MLServer
MLServer copied to clipboard
Fix mlserver_huggingface settings device type
If using a model-settings.json of the following form:
{
"name": "my-model",
"implementation": "mlserver_huggingface.HuggingFaceRuntime",
"parameters": {
"extra": {
"task": "text-generation",
"pretrained_model": "model/path",
"model_kwargs": {
"load_in_8bit": true
}
}
}
}
an error occurs when spinning up the server:
The model has been loaded with `accelerate` and therefore cannot be moved to a specific device. Please discard the `device` argument when creating your pipeline object.
because the load_in_8bit model kwarg makes forces the model to be loaded with Accelerate, and HuggingFaceSettings.device default value of -1 is passed.
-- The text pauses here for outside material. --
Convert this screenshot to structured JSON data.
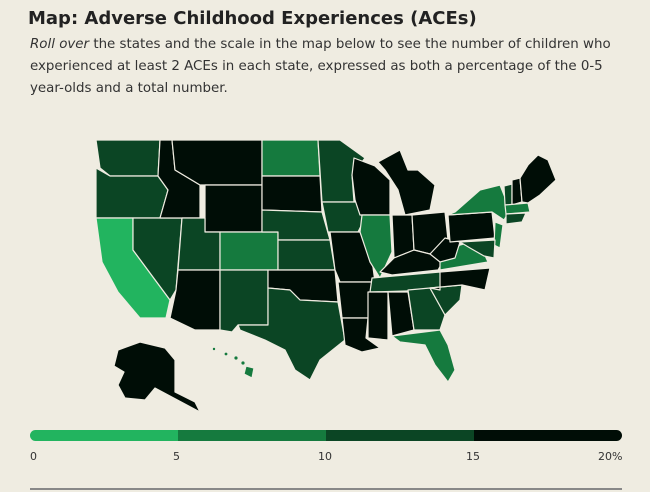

I tried simply passing "device": null to the model settings json to prevent this default value, but this wasn't accepted because the schema is typed to int.
The solution is to expand the typing of HuggingFaceSettings.device to accept null (and string, while we're at it). Therefore I have updated the typing to Optional[Union[int,str]], which is very close to the type hint used in the underlying transformers pipeline.
I have tested the above model settings json with this change and the server starts as expected.
@adriangonz, please take a look when you have a chance. It's a small change
@adriangonz Thanks! I added a test that passes None, -1 and cpu for the device to ensure they all load into cpu.
@adriangonz :)
@sakoush if you don't mind taking a look, much appreciated!
@adriangonz @sakoush
is there anything holding this back?